L’article 40 de la LF 2025 vient améliorer l’article 47 de la loi sur les procédures en ajoutant d’abord la possibilité d’adresser ledit relevé par support papier et en support numérique, ainsi que les provinces, et les entreprises et les associations qui procèdent au versement des droits d’auteurs ou d’inventeurs comme redevable à cette obligation.
Commentaire : A l’absence de promotion et des moyens coercitifs d’application, cette obligation risquerait de se limiter à une lettre de bonne intention.
2. Sur le dépôt de la liste des clients avant déclaration de l’IBP
L’article 41 de la LF 2025 vient ajouter un article 47 bis à la loi sur les procédures en obligeant aux fabricants, aux importateurs et à toutes entreprises effectuant des ventes en gros et/ou en demi-gros, de déposer à l’Administration des Impôts au plus tard le 31 mars de chaque année, sur support papier ou en support numérique, la liste de leurs clients selon les mentions indiquées.

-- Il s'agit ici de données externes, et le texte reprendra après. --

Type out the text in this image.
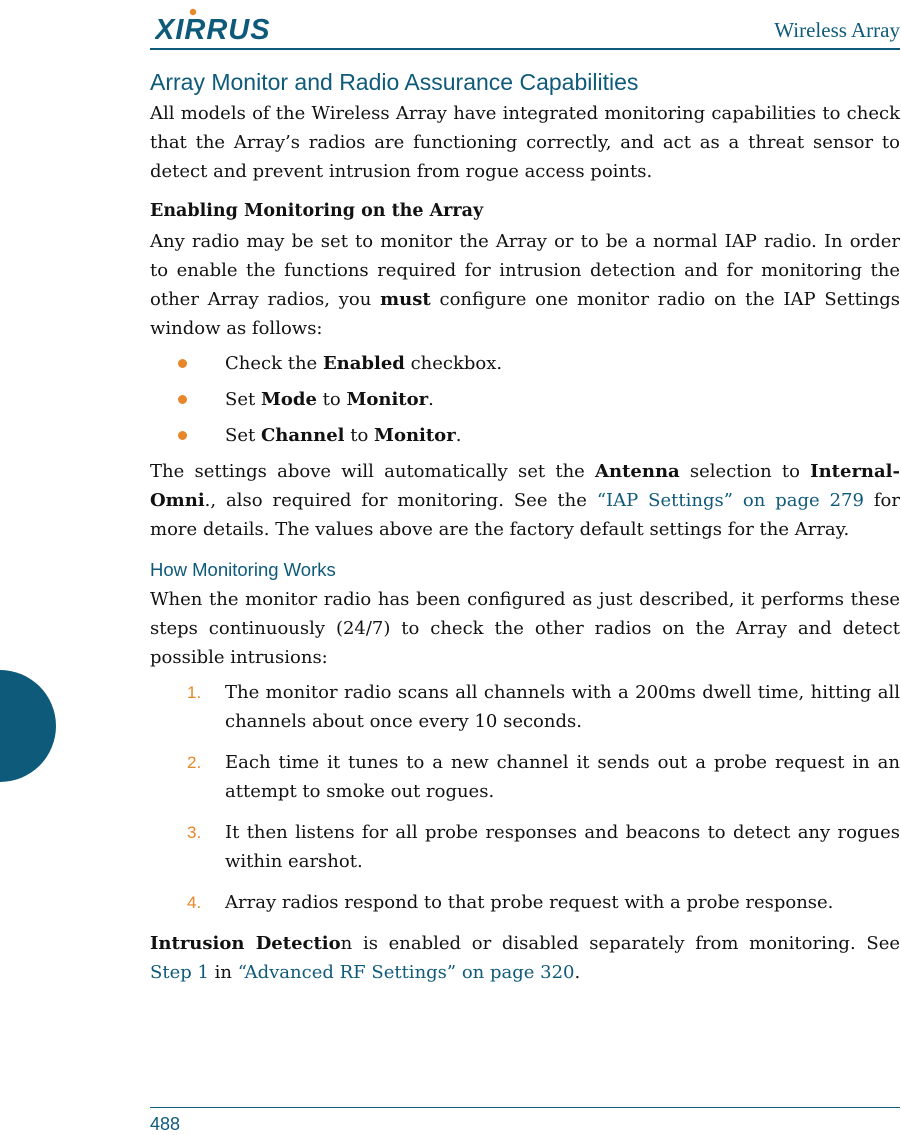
XIRRUS	Wireless Array
Array Monitor and Radio Assurance Capabilities

All models of the Wireless Array have integrated monitoring capabilities to check that the Array’s radios are functioning correctly, and act as a threat sensor to detect and prevent intrusion from rogue access points.

Enabling Monitoring on the Array

Any radio may be set to monitor the Array or to be a normal IAP radio. In order to enable the functions required for intrusion detection and for monitoring the other Array radios, you must configure one monitor radio on the IAP Settings window as follows:

Check the Enabled checkbox.
Set Mode to Monitor.
Set Channel to Monitor.

The settings above will automatically set the Antenna selection to Internal-Omni., also required for monitoring. See the “IAP Settings” on page 279 for more details. The values above are the factory default settings for the Array.

How Monitoring Works

When the monitor radio has been configured as just described, it performs these steps continuously (24/7) to check the other radios on the Array and detect possible intrusions:

1. The monitor radio scans all channels with a 200ms dwell time, hitting all channels about once every 10 seconds.
2. Each time it tunes to a new channel it sends out a probe request in an attempt to smoke out rogues.
3. It then listens for all probe responses and beacons to detect any rogues within earshot.
4. Array radios respond to that probe request with a probe response.

Intrusion Detection is enabled or disabled separately from monitoring. See Step 1 in “Advanced RF Settings” on page 320.

488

Commentaire : l’Administration fiscale en vue de se faire une idée des différents opérations et fournisseurs, et de confronter les déclarations TVA reversées avec la réalité, vient imposer aux sociétés qui effectuent des ventes en gros ou en demi-gros, la liste des clients avec identification fiscale et adresse. C’est aussi un moyen pour elle d’encourager les opérateurs économiques à privilégier les relations commerciales avec les entreprises légalement formées, et fiscalement identifiables.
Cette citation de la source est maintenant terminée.